D'ici 10 à 15 ans, il pourrait être possible de déceler de manière précoce les troubles du déficit de l'attention et d'hyperactivité chez les enfants simplement au fil des visites annuelles chez le médecin de famille. Des chercheurs américains travaillent à une courbe de croissance de régions précises du cerveau qui pourrait, comme celles du poids et de la taille, sonner l'alarme avant que ne surviennent des problèmes à l'école.

«Notre but est de mettre au point une courbe de croissance du cerveau qui pourrait être établie par le médecin de famille avec un appareil d'électro-encéphalogramme portatif et peu coûteux», expliquent en entrevue téléphonique Daniel Kessler et Chandra Sripada, respectivement spécialiste en neuro-imagerie et psychiatre à l'Université du Michigan, auteurs principaux d'une étude sur le sujet publiée au printemps dans la revue JAMA Psychiatry

«Nous venons de faire la preuve qu'en laboratoire, avec des appareils sophistiqués, nous pouvons détecter 80 % des cas de TDAH à l'aide de la neuro-imagerie, poursuivent-ils. Il faudra maintenant voir comment on peut transcrire ces résultats sur d'autres appareils.»

Les chercheurs du Michigan ont scruté les cerveaux de 520 jeunes de 8 à 22 ans, dont 4,8 % souffraient de trouble du déficit de l'attention avec hyperactivité (TDAH), une proportion inférieure à la moyenne de la population.

«Nous travaillons depuis six ans sur ce projet et il faudra évidemment que d'autres études confirment nos résultats.

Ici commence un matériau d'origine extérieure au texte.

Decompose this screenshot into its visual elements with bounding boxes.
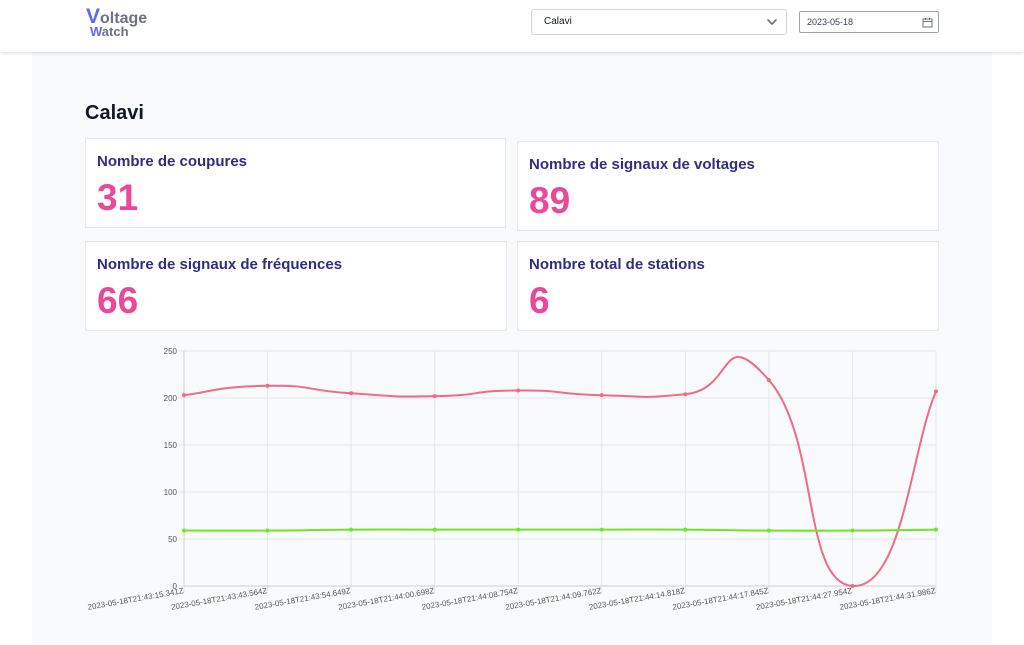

Nous allons aussi nous pencher sur d'autres troubles neurologiques», explique le Dr Chandra Sripada.

Y aura-t-il de faux positifs ou de faux négatifs? «Le but n'est pas de prédire le TDAH seulement avec une courbe de croissance neurologique, dit le Dr Sripada. C'est seulement un outil supplémentaire pour appuyer le jugement clinique du médecin, comme l'indice de masse corporelle.»

«Au moins une décennie»

Quand pourra-t-on voir des applications cliniques en cabinet? «Je suis optimiste et je pense qu'il faudra au moins une décennie avant qu'un produit utile soit commercialisé, dit le Dr Sripada. Les pessimistes vous diront que ça prendra beaucoup plus de temps ou que ce sera impossible.»

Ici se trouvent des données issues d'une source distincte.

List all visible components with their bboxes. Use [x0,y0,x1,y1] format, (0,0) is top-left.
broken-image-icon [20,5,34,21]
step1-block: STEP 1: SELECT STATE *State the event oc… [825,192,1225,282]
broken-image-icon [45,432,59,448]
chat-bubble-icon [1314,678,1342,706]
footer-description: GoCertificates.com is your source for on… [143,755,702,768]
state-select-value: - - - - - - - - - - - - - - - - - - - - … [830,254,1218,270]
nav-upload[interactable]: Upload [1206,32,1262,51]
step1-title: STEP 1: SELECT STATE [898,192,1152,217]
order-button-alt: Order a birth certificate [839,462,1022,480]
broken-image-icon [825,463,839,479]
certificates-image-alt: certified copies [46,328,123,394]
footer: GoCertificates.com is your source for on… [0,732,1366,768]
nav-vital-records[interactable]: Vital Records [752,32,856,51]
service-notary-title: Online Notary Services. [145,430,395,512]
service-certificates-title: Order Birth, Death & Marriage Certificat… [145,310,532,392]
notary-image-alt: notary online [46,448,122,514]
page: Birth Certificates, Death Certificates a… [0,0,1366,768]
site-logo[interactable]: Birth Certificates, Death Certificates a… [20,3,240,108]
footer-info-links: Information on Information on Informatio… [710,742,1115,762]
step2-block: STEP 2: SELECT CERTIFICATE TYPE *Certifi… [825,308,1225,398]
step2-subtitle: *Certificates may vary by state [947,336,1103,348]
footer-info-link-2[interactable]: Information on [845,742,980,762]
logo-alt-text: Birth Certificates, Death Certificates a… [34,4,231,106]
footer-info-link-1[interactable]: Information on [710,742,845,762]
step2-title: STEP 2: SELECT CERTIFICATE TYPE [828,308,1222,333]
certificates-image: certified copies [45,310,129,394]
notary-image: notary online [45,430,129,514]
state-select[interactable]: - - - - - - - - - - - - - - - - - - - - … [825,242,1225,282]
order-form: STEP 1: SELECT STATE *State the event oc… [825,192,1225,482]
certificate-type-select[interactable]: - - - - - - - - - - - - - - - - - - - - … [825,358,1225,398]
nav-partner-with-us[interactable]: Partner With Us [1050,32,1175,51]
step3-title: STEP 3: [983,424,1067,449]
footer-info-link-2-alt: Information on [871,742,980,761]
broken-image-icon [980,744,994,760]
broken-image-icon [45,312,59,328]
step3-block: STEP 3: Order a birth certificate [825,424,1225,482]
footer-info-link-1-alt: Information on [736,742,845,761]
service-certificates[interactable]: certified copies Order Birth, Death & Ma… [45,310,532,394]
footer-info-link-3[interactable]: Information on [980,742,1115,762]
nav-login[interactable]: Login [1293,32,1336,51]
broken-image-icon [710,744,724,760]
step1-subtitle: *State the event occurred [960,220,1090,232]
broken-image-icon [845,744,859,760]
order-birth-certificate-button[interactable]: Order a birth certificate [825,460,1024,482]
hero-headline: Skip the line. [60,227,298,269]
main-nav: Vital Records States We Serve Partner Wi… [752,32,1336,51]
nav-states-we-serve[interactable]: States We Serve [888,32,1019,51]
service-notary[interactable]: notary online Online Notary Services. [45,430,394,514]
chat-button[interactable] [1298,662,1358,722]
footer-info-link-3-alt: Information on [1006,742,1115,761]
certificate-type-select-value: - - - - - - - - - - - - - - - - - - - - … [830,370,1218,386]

M. Kessler note qu'il a déjà eu des discussions sur la réglementation de tels appareils avec des entreprises et d'autres chercheurs. «C'est un signe que la science sur le sujet est prometteuse. La FDA [l'instance américaine chargée d'approuver les traitements] a déjà approuvé un test d'électroencéphalogramme pour le TDAH, le système Neba, qui utilise le rapport entre les ondes thêta et bêta du cerveau, mais, crois-je comprendre, son rôle dans l'établissement du diagnostic par un clinicien est marginal.» Neba a été approuvé en 2013 par la FDA et est disponible au Canada.

Les données de l'étude permettent-elles d'établir des courbes de croissance différentes pour les filles et les garçons, comme celles de l'indice de masse corporelle? «Non, mais il est plausible que des études subséquentes montreront des différences suffisantes», dit le Dr Sripada.

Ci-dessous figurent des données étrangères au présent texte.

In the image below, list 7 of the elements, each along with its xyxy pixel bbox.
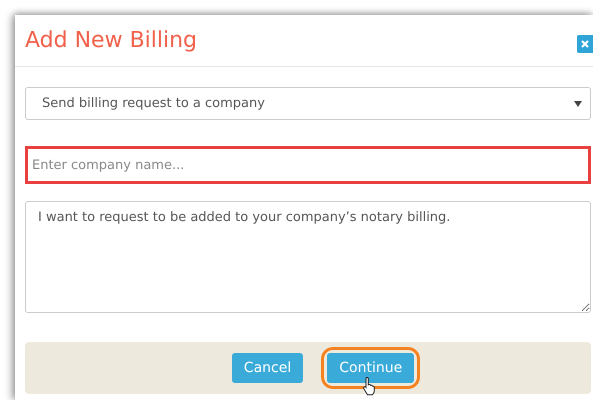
company-name-field[interactable]: Enter company name... (25, 146, 591, 184)
close-button[interactable] (577, 34, 593, 52)
close-icon (580, 38, 590, 48)
dialog-title: Add New Billing (25, 28, 198, 53)
dropdown-caret-icon (574, 100, 582, 106)
request-type-dropdown[interactable]: Send billing request to a company (25, 87, 591, 120)
message-field[interactable]: I want to request to be added to your company’s notary billing. (25, 201, 591, 313)
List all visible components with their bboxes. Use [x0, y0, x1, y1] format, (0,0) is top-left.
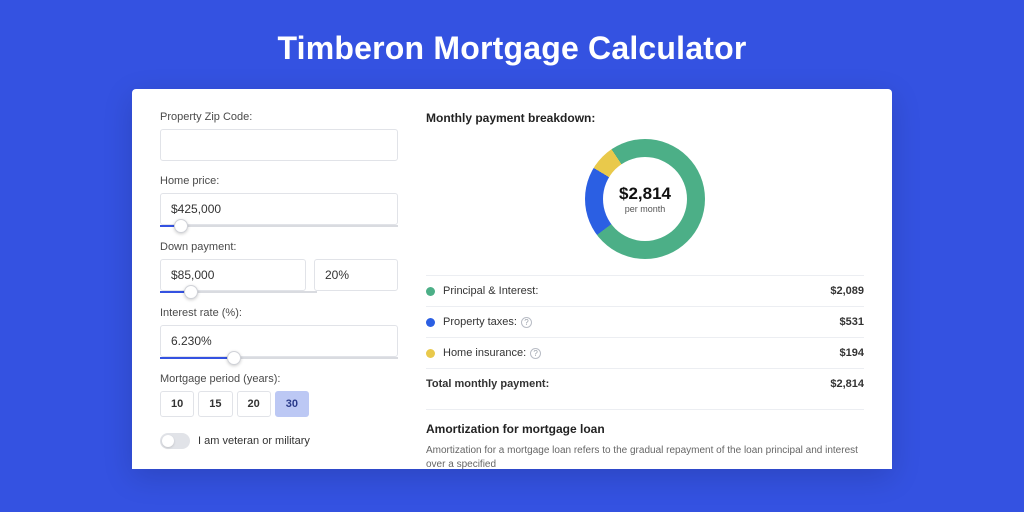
calculator-card: Property Zip Code: Home price: Down paym…	[132, 89, 892, 469]
home-price-label: Home price:	[160, 175, 398, 187]
form-panel: Property Zip Code: Home price: Down paym…	[160, 111, 398, 469]
zip-input[interactable]	[160, 129, 398, 161]
breakdown-legend: Principal & Interest: $2,089 Property ta…	[426, 275, 864, 399]
down-payment-pct-input[interactable]	[314, 259, 398, 291]
period-option-20[interactable]: 20	[237, 391, 271, 417]
donut-amount: $2,814	[619, 184, 671, 204]
legend-name: Property taxes: ?	[443, 316, 840, 328]
legend-row: Home insurance: ? $194	[426, 338, 864, 369]
breakdown-panel: Monthly payment breakdown: $2,814 per mo…	[426, 111, 864, 469]
legend-dot	[426, 287, 435, 296]
interest-slider[interactable]	[160, 357, 398, 359]
breakdown-donut-chart: $2,814 per month	[585, 139, 705, 259]
period-option-30[interactable]: 30	[275, 391, 309, 417]
veteran-label: I am veteran or military	[198, 435, 310, 447]
amortization-section: Amortization for mortgage loan Amortizat…	[426, 409, 864, 469]
legend-value: $194	[840, 347, 864, 359]
legend-value: $2,089	[830, 285, 864, 297]
legend-total-label: Total monthly payment:	[426, 378, 830, 390]
legend-total-row: Total monthly payment:$2,814	[426, 369, 864, 399]
interest-label: Interest rate (%):	[160, 307, 398, 319]
down-payment-input[interactable]	[160, 259, 306, 291]
home-price-input[interactable]	[160, 193, 398, 225]
period-option-15[interactable]: 15	[198, 391, 232, 417]
info-icon[interactable]: ?	[530, 348, 541, 359]
legend-value: $531	[840, 316, 864, 328]
page-title: Timberon Mortgage Calculator	[0, 0, 1024, 89]
down-payment-slider[interactable]	[160, 291, 317, 293]
legend-name: Principal & Interest:	[443, 285, 830, 297]
legend-total-value: $2,814	[830, 378, 864, 390]
info-icon[interactable]: ?	[521, 317, 532, 328]
legend-row: Property taxes: ? $531	[426, 307, 864, 338]
veteran-toggle[interactable]	[160, 433, 190, 449]
interest-input[interactable]	[160, 325, 398, 357]
home-price-slider[interactable]	[160, 225, 398, 227]
amort-text: Amortization for a mortgage loan refers …	[426, 444, 864, 469]
amort-title: Amortization for mortgage loan	[426, 422, 864, 436]
down-payment-label: Down payment:	[160, 241, 398, 253]
legend-name: Home insurance: ?	[443, 347, 840, 359]
period-label: Mortgage period (years):	[160, 373, 398, 385]
legend-row: Principal & Interest: $2,089	[426, 276, 864, 307]
period-option-10[interactable]: 10	[160, 391, 194, 417]
legend-dot	[426, 318, 435, 327]
legend-dot	[426, 349, 435, 358]
period-segmented: 10152030	[160, 391, 398, 417]
donut-sub: per month	[625, 204, 666, 214]
breakdown-title: Monthly payment breakdown:	[426, 111, 864, 125]
zip-label: Property Zip Code:	[160, 111, 398, 123]
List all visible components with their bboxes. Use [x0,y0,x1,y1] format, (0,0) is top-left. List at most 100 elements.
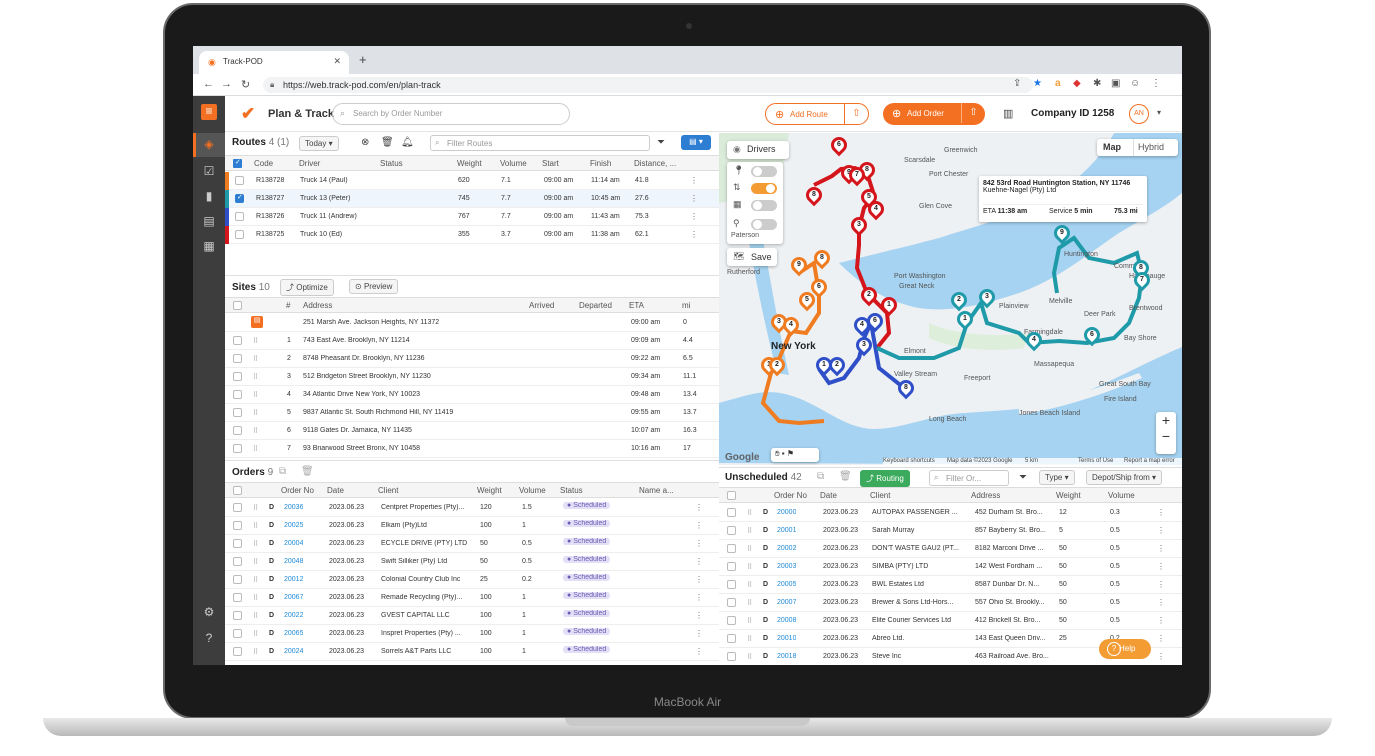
splitter[interactable] [225,460,719,461]
routing-button[interactable]: ⤴ Routing [860,470,910,487]
order-checkbox[interactable] [727,526,736,535]
zoom-in-button[interactable]: + [1156,412,1176,428]
more-options-icon[interactable]: ⋮ [690,230,698,239]
order-number-link[interactable]: 20003 [777,563,796,570]
more-options-icon[interactable]: ⋮ [1157,508,1165,517]
order-checkbox[interactable] [233,575,242,584]
drag-handle-icon[interactable]: ⠿ [747,635,752,643]
table-row[interactable]: ⠿ D 20005 2023.06.23 BWL Estates Ltd 8587 Dun… [719,576,1182,594]
order-checkbox[interactable] [233,521,242,530]
site-checkbox[interactable] [233,372,242,381]
drag-handle-icon[interactable]: ⠿ [747,545,752,553]
more-options-icon[interactable]: ⋮ [1157,598,1165,607]
delete-trash-icon[interactable]: 🗑︎ [301,466,314,477]
delete-trash-icon[interactable]: 🗑︎ [839,471,852,482]
table-row[interactable]: ⠿ D 20001 2023.06.23 Sarah Murray 857 Bayberr… [719,522,1182,540]
order-number-link[interactable]: 20007 [777,599,796,606]
share-icon[interactable]: ⇪ [1013,78,1021,89]
order-checkbox[interactable] [727,562,736,571]
delete-trash-icon[interactable]: 🗑︎ [381,137,394,148]
toggle-routes[interactable] [751,183,777,194]
site-checkbox[interactable] [233,390,242,399]
profile-icon[interactable]: ☺ [1130,78,1140,89]
columns-icon[interactable]: ▥ [1003,107,1013,120]
more-options-icon[interactable]: ⋮ [1157,526,1165,535]
toggle-locations[interactable] [751,219,777,230]
route-checkbox[interactable] [235,193,244,203]
zoom-out-button[interactable]: − [1156,428,1176,444]
order-number-link[interactable]: 20067 [284,594,303,601]
order-number-link[interactable]: 20065 [284,630,303,637]
table-row[interactable]: ⠿ D 20012 2023.06.23 Colonial Country Club I… [225,571,719,589]
export-button[interactable]: ▤ ▾ [681,135,711,150]
more-options-icon[interactable]: ⋮ [695,611,703,620]
bookmark-star-icon[interactable]: ★ [1033,78,1042,89]
reload-icon[interactable]: ↻ [241,78,250,91]
table-row[interactable]: ⠿ D 20067 2023.06.23 Remade Recycling (Pty).… [225,589,719,607]
keyboard-shortcuts-link[interactable]: Keyboard shortcuts [883,458,935,464]
order-number-link[interactable]: 20012 [284,576,303,583]
table-row[interactable]: ⠿ 4 34 Atlantic Drive New York, NY 10023 09… [225,386,719,404]
drag-handle-icon[interactable]: ⠿ [253,355,258,363]
chevron-down-icon[interactable]: ▾ [1157,108,1161,117]
reports-chart-icon[interactable]: ▮ [201,189,217,205]
route-checkbox[interactable] [235,176,244,185]
filter-routes-input[interactable]: ⌕ Filter Routes [430,135,650,151]
order-number-link[interactable]: 20004 [284,540,303,547]
table-row[interactable]: ⠿ D 20025 2023.06.23 Elkam (Pty)Ltd 100 1 ● Sch… [225,517,719,535]
order-checkbox[interactable] [233,647,242,656]
select-all-checkbox[interactable] [233,301,242,310]
drag-handle-icon[interactable]: ⠿ [747,509,752,517]
vehicles-icon[interactable]: ▤ [201,214,217,230]
drag-handle-icon[interactable]: ⠿ [747,581,752,589]
order-checkbox[interactable] [727,616,736,625]
orders-icon[interactable]: ☑ [201,164,217,180]
terms-link[interactable]: Terms of Use [1078,458,1113,464]
back-icon[interactable]: ← [203,78,214,90]
drag-handle-icon[interactable]: ⠿ [253,630,258,638]
table-row[interactable]: ⠿ 3 512 Bridgeton Street Brooklyn, NY 1123… [225,368,719,386]
drag-handle-icon[interactable]: ⠿ [747,563,752,571]
table-row[interactable]: ▤ 251 Marsh Ave. Jackson Heights, NY 1137… [225,314,719,332]
order-checkbox[interactable] [727,634,736,643]
drag-handle-icon[interactable]: ⠿ [747,527,752,535]
funnel-filter-icon[interactable]: ⏷ [1019,472,1027,483]
close-tab-icon[interactable]: ✕ [333,56,341,67]
drag-handle-icon[interactable]: ⠿ [747,653,752,661]
filter-orders-input[interactable]: ⌕ Filter Or... [929,470,1009,486]
order-number-link[interactable]: 20036 [284,504,303,511]
table-row[interactable]: ⠿ D 20036 2023.06.23 Centpret Properties (Pt… [225,499,719,517]
more-options-icon[interactable]: ⋮ [690,176,698,185]
extension-red-icon[interactable]: ◆ [1073,78,1081,89]
table-row[interactable]: ⠿ 2 8748 Pheasant Dr. Brooklyn, NY 11236 09… [225,350,719,368]
more-options-icon[interactable]: ⋮ [695,539,703,548]
table-row[interactable]: ⠿ D 20003 2023.06.23 SIMBA (PTY) LTD 142 West… [719,558,1182,576]
table-row[interactable]: ⠿ 5 9837 Atlantic St. South Richmond Hill,… [225,404,719,422]
drag-handle-icon[interactable]: ⠿ [253,648,258,656]
save-map-button[interactable]: 🗺︎ Save [727,248,777,266]
add-route-button[interactable]: ⊕ Add Route ⇧ [765,103,869,125]
type-select[interactable]: Type ▾ [1039,470,1075,485]
more-options-icon[interactable]: ⋮ [1157,544,1165,553]
help-question-icon[interactable]: ? [201,631,217,647]
route-checkbox[interactable] [235,230,244,239]
table-row[interactable]: R138726 Truck 11 (Andrew) 767 7.7 09:00 am 11… [225,208,719,226]
more-options-icon[interactable]: ⋮ [695,629,703,638]
drag-handle-icon[interactable]: ⠿ [253,594,258,602]
splitter[interactable] [225,275,719,276]
plan-track-icon[interactable]: ◈ [201,137,217,153]
amazon-extension-icon[interactable]: a [1055,78,1061,89]
order-checkbox[interactable] [233,557,242,566]
table-row[interactable]: ⠿ D 20048 2023.06.23 Swift Silliker (Pty) Lt… [225,553,719,571]
site-checkbox[interactable] [233,408,242,417]
order-checkbox[interactable] [727,508,736,517]
more-options-icon[interactable]: ⋮ [1157,634,1165,643]
table-row[interactable]: ⠿ D 20008 2023.06.23 Elite Courier Services … [719,612,1182,630]
order-checkbox[interactable] [233,611,242,620]
hand-icon[interactable]: ✋︎ [775,449,780,458]
upload-icon[interactable]: ⇧ [961,103,985,123]
order-number-link[interactable]: 20002 [777,545,796,552]
help-button[interactable]: Help [1099,639,1151,659]
order-number-link[interactable]: 20048 [284,558,303,565]
copy-icon[interactable]: ⧉ [279,466,286,477]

Les secrets du TDAH adulte

Seul un cas sur quatre de TDAH à l'âge adulte découle d'un diagnostic à l'enfance ou la préadolescence, selon une nouvelle étude britannique. Plus de 2000 enfants nés au milieu des années 90 ont été suivis pendant 20 ans, avec des tests poussés à quatre reprises entre les âges de 5 à 12 ans et un test à 18 ans. Quelque 12 % des enfants ont reçu un diagnostic de TDAH ; celui-ci a disparu à l'âge adulte dans 78 % des cas. Mais on a diagnostiqué à l'âge de 18 ans un TDAH chez 8 % des sujets, alors qu'ils n'en avaient jamais reçu auparavant. Le TDAH à l'âge adulte était dans tous les cas associé à trois fois plus de problèmes à l'école ou au travail, cinq fois plus d'anxiété, deux fois plus de problèmes de comportement et trois fois plus de dépendance à la marijuana.